The key to this story is not that Jacob got beat. But that Jacob did not give up. He refused to give in until he received God’s blessing. In many ways, to be part of a faith community is to choose a life of extending the history of Israel, a history struggling with God. It is to choose a life in which we raise questions, wrestle with doubts, with trust, with lifestyles, and with sacrifices called for by our love and compassion for God and another.
We here at FCC have asked that each of you spend forty days, just forty days in prayer, study, worship and service. During this time if there are not aspects of God that scare you just a little then you must have skipped some pages in the Bible. The tricking part is to trust. To trust in God whose blessings are such that they sometimes leave our hip out of socket.

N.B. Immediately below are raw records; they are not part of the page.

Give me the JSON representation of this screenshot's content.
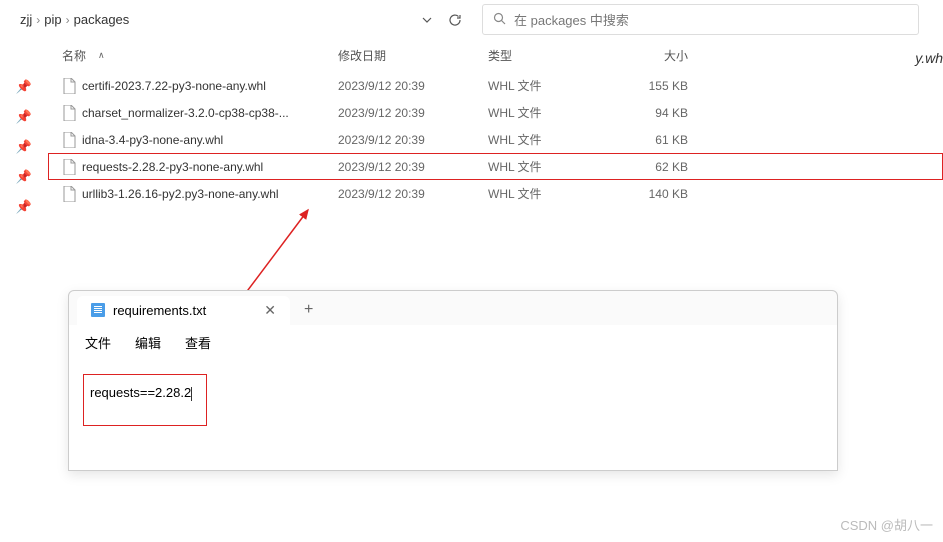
{
  "breadcrumbs": [
    "zjj",
    "pip",
    "packages"
  ],
  "search": {
    "placeholder": "在 packages 中搜索"
  },
  "columns": {
    "name": "名称",
    "date": "修改日期",
    "type": "类型",
    "size": "大小"
  },
  "files": [
    {
      "name": "certifi-2023.7.22-py3-none-any.whl",
      "date": "2023/9/12 20:39",
      "type": "WHL 文件",
      "size": "155 KB",
      "hl": false
    },
    {
      "name": "charset_normalizer-3.2.0-cp38-cp38-...",
      "date": "2023/9/12 20:39",
      "type": "WHL 文件",
      "size": "94 KB",
      "hl": false
    },
    {
      "name": "idna-3.4-py3-none-any.whl",
      "date": "2023/9/12 20:39",
      "type": "WHL 文件",
      "size": "61 KB",
      "hl": false
    },
    {
      "name": "requests-2.28.2-py3-none-any.whl",
      "date": "2023/9/12 20:39",
      "type": "WHL 文件",
      "size": "62 KB",
      "hl": true
    },
    {
      "name": "urllib3-1.26.16-py2.py3-none-any.whl",
      "date": "2023/9/12 20:39",
      "type": "WHL 文件",
      "size": "140 KB",
      "hl": false
    }
  ],
  "notepad": {
    "tab_title": "requirements.txt",
    "menu": [
      "文件",
      "编辑",
      "查看"
    ],
    "content": "requests==2.28.2"
  },
  "right_sliver": "y.wh",
  "watermark": "CSDN @胡八一"
}
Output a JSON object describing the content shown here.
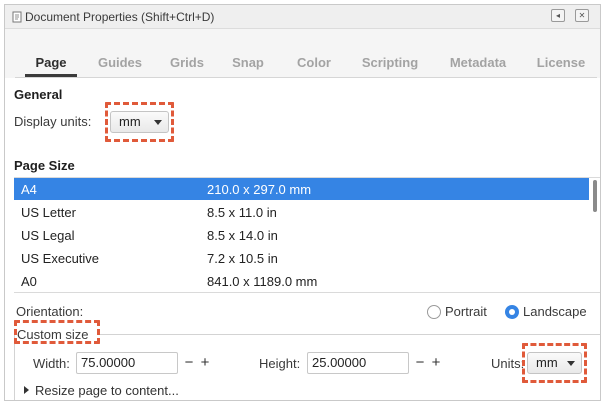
{
  "window": {
    "title": "Document Properties (Shift+Ctrl+D)",
    "buttons": {
      "minimize": "◂",
      "close": "✕"
    }
  },
  "tabs": [
    {
      "label": "Page",
      "active": true
    },
    {
      "label": "Guides",
      "active": false
    },
    {
      "label": "Grids",
      "active": false
    },
    {
      "label": "Snap",
      "active": false
    },
    {
      "label": "Color",
      "active": false
    },
    {
      "label": "Scripting",
      "active": false
    },
    {
      "label": "Metadata",
      "active": false
    },
    {
      "label": "License",
      "active": false
    }
  ],
  "general": {
    "title": "General",
    "display_units_label": "Display units:",
    "display_units_value": "mm"
  },
  "page_size": {
    "title": "Page Size",
    "rows": [
      {
        "name": "A4",
        "size": "210.0 x 297.0 mm",
        "selected": true
      },
      {
        "name": "US Letter",
        "size": "8.5 x 11.0 in",
        "selected": false
      },
      {
        "name": "US Legal",
        "size": "8.5 x 14.0 in",
        "selected": false
      },
      {
        "name": "US Executive",
        "size": "7.2 x 10.5 in",
        "selected": false
      },
      {
        "name": "A0",
        "size": "841.0 x 1189.0 mm",
        "selected": false
      }
    ]
  },
  "orientation": {
    "label": "Orientation:",
    "portrait": "Portrait",
    "landscape": "Landscape",
    "selected": "landscape"
  },
  "custom_size": {
    "title": "Custom size",
    "width_label": "Width:",
    "width_value": "75.00000",
    "height_label": "Height:",
    "height_value": "25.00000",
    "units_label": "Units:",
    "units_value": "mm",
    "minus": "−",
    "plus": "+",
    "resize_label": "Resize page to content..."
  },
  "colors": {
    "accent": "#3584e4",
    "highlight": "#e05a3a"
  }
}
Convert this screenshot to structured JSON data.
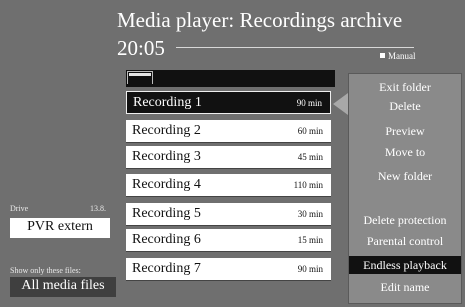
{
  "header": {
    "title": "Media player: Recordings archive",
    "time": "20:05",
    "mode": "Manual"
  },
  "left_panel": {
    "drive_label": "Drive",
    "drive_suffix": "13.8.",
    "drive_value": "PVR extern",
    "filter_label": "Show only these files:",
    "filter_value": "All media files"
  },
  "recordings": [
    {
      "name": "Recording 1",
      "duration": "90 min",
      "selected": true
    },
    {
      "name": "Recording 2",
      "duration": "60 min"
    },
    {
      "name": "Recording 3",
      "duration": "45 min"
    },
    {
      "name": "Recording 4",
      "duration": "110 min"
    },
    {
      "name": "Recording 5",
      "duration": "30 min"
    },
    {
      "name": "Recording 6",
      "duration": "15 min"
    },
    {
      "name": "Recording 7",
      "duration": "90 min"
    }
  ],
  "options_menu": {
    "items": [
      {
        "label": "Exit folder"
      },
      {
        "label": "Delete"
      },
      {
        "label": "Preview"
      },
      {
        "label": "Move to"
      },
      {
        "label": "New folder"
      },
      {
        "label": "Delete protection"
      },
      {
        "label": "Parental control"
      },
      {
        "label": "Endless playback",
        "active": true
      },
      {
        "label": "Edit name"
      }
    ]
  }
}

There will be times when the journey of faith involves wrestling with God- unanswered questions, unresolved dilemmas, unlit valleys, irreconcilable differences. I tell you this not to discourage you but to let you clearly see the reality that awaits us. In such times, the only hope we have is to cling to God. We must only cling to God because the alternative is to cling to nothing. To do nothing, hold on to the day when one person is left to turn out the lights and close the doors. “I will not let you go” says Jacob, ether from sheer panic or steel resolve we can’t be sure- “unless you bless me.”
And so the angle does. That is what we call the good news. The mysterious stranger in the middle of the night, with the power to wound but also to heal, blessed Jacob, Israel, the one who struggles with God.